Dive Insight:

The Carlyle Group created Bidco to buy Vectura, which specializes in inhalers and works with major drugmakers from Novartis to GlaxoSmithKline. The company’s technology is used in 13 inhaled and 11 non-inhaled products, according to a statement on the deal.

Vectura also has a portfolio of treatments in development with partners, the companies said, although it’s been less successful in bringing its own drugs to market. Vectura shelved an asthma therapy in 2018 after it failed in a Phase 3 study.

The purchase is part of a wave of investment firms buying up contractors in the pharmaceutical business. With medicines becoming increasingly complex, biotechs and traditional pharma companies are relying more and more on specialists to develop and manufacture new therapies.

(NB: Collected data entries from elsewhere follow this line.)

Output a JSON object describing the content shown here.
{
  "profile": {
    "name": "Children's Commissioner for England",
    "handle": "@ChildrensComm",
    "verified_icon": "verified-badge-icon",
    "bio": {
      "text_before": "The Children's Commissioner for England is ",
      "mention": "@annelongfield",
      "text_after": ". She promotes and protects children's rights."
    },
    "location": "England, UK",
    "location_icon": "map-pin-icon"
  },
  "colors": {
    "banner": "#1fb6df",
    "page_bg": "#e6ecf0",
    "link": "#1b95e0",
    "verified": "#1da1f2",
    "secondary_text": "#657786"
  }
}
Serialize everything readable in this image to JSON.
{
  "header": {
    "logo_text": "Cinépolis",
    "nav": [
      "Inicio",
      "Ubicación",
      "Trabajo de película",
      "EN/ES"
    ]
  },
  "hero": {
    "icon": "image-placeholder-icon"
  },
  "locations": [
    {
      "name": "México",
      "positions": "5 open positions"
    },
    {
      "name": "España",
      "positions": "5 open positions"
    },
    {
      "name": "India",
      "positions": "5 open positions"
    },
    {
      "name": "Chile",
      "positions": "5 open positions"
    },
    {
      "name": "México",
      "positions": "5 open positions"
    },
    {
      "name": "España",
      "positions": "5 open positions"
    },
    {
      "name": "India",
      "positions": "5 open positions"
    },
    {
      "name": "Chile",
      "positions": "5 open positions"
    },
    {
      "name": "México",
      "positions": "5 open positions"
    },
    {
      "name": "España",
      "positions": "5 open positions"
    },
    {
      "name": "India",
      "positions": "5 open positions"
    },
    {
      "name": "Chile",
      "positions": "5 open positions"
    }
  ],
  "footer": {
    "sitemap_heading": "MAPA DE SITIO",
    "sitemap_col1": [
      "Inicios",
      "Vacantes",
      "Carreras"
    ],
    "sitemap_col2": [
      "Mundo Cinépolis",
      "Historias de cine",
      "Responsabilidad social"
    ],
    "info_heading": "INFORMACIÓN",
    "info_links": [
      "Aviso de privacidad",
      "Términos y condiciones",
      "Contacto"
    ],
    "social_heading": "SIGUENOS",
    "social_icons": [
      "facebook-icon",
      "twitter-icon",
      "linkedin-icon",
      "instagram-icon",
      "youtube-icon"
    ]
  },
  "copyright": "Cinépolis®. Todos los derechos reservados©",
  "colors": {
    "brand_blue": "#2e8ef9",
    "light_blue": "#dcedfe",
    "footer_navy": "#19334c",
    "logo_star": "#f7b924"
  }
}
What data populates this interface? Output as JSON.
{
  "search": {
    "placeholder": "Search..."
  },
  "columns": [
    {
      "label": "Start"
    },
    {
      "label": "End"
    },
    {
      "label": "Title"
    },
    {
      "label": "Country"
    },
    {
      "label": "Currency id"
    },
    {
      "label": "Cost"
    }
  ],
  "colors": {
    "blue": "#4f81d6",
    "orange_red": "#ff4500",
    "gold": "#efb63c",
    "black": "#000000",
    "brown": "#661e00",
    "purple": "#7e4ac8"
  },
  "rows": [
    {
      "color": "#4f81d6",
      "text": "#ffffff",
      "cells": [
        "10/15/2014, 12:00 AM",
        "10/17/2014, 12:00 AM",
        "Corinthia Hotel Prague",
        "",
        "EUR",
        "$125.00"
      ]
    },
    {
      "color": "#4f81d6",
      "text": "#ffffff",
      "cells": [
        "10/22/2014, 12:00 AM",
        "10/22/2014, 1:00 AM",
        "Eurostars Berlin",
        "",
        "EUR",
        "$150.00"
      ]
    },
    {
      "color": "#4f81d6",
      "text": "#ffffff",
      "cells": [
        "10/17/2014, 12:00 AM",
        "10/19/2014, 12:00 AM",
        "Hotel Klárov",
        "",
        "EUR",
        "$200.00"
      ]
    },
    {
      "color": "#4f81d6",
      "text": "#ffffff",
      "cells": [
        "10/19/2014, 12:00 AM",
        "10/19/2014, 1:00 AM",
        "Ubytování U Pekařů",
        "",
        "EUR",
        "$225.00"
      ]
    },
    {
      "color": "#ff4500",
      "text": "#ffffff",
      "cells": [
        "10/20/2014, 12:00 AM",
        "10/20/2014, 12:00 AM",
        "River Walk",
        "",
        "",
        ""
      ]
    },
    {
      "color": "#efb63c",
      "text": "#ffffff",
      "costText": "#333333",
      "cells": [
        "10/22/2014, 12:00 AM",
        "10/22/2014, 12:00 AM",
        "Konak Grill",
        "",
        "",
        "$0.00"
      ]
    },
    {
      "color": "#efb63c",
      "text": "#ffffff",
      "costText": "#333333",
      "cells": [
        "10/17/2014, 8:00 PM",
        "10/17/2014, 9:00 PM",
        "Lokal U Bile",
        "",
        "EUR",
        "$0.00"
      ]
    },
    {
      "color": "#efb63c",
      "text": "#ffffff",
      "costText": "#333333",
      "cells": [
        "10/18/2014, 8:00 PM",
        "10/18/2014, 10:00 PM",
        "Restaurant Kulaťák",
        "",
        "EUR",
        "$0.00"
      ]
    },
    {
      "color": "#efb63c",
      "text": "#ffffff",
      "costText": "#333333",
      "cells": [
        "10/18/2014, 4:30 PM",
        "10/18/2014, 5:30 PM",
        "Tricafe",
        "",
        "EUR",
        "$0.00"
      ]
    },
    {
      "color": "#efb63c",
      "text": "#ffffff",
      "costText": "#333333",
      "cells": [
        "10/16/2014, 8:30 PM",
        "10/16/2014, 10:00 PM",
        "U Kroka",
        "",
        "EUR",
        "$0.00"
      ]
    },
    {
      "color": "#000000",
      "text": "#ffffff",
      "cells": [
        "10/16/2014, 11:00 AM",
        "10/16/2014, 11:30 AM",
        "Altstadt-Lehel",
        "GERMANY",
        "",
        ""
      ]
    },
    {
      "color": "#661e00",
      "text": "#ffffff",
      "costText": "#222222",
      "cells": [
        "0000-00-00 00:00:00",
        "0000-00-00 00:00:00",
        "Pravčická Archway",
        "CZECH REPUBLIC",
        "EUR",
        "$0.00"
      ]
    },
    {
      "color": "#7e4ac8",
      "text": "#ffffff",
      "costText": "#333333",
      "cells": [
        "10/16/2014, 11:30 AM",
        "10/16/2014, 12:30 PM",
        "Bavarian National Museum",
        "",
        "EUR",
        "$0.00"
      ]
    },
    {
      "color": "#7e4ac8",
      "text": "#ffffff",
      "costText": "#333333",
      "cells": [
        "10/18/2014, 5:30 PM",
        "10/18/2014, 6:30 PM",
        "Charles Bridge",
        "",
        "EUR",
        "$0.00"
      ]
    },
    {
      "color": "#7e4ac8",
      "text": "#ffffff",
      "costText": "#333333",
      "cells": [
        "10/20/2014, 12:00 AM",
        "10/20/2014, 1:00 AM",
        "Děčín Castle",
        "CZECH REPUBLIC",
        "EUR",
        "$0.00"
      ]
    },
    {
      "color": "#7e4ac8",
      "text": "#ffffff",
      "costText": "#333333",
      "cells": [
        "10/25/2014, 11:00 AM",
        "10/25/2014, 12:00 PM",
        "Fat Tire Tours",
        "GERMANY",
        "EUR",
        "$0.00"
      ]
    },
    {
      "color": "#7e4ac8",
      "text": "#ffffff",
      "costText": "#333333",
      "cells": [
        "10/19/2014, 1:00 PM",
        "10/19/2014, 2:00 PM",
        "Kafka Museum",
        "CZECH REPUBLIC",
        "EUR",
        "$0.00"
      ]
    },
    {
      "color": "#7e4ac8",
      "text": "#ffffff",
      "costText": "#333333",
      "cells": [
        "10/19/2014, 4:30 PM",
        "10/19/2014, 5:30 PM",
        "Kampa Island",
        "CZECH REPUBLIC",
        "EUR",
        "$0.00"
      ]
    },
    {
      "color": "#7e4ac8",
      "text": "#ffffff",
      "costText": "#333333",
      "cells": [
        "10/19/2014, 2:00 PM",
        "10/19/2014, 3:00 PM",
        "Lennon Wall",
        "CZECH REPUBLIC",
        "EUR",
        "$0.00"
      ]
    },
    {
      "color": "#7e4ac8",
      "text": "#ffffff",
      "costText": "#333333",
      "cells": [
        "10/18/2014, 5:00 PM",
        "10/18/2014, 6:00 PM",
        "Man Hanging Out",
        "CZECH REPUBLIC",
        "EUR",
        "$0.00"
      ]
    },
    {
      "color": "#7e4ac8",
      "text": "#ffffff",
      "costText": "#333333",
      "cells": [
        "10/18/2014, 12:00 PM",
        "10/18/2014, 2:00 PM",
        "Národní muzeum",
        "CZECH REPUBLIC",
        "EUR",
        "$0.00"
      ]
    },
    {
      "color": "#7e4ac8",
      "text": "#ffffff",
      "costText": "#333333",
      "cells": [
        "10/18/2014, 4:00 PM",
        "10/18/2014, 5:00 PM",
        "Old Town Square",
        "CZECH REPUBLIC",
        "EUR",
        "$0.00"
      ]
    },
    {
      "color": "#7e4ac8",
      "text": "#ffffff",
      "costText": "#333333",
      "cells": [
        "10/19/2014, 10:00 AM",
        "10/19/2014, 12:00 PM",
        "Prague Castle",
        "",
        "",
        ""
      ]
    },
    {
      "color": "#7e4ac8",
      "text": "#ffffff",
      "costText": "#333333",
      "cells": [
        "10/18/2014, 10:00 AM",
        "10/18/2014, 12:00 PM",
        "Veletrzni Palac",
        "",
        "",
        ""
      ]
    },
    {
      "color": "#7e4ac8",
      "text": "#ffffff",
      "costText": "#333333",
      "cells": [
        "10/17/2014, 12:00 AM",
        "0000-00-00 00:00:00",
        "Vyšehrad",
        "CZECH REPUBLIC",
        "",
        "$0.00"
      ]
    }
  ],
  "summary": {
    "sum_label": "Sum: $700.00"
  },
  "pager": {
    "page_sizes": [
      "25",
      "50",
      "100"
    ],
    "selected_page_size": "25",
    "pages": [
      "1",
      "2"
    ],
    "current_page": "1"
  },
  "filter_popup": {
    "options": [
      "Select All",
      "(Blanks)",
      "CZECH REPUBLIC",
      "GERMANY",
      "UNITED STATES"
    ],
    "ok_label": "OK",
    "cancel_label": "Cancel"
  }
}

In 2017, Pamplona Capital Management bought the biopharma services provider Parexel International for about $5 billion. In 2019, PE firms announced plans to buy the contract development and manufacturing organization, or CDMO, Cambrex, biological therapy developer Vibalogics and a contract manufacturing unit of Mallincrkodt. In 2020, GHO Capital Partners bought Belgian CDMO Ardena from another PE firm.

The Carlyle Group said it valued the steps Vectura has taken to build its business around inhaled medicines. “We have followed the strategic changes underway at Vectura closely and fully support the focus on building a market leading inhalation specialist CDMO,” Simon Dingemans, a managing director in the firm’s European buyout advisory group, said in the company’s statement.

The acquisition of Vectura is through Carlyle’s Europe Partners V Fund, which raised 6.4 billion euros in 2019 to invest in European companies across industries.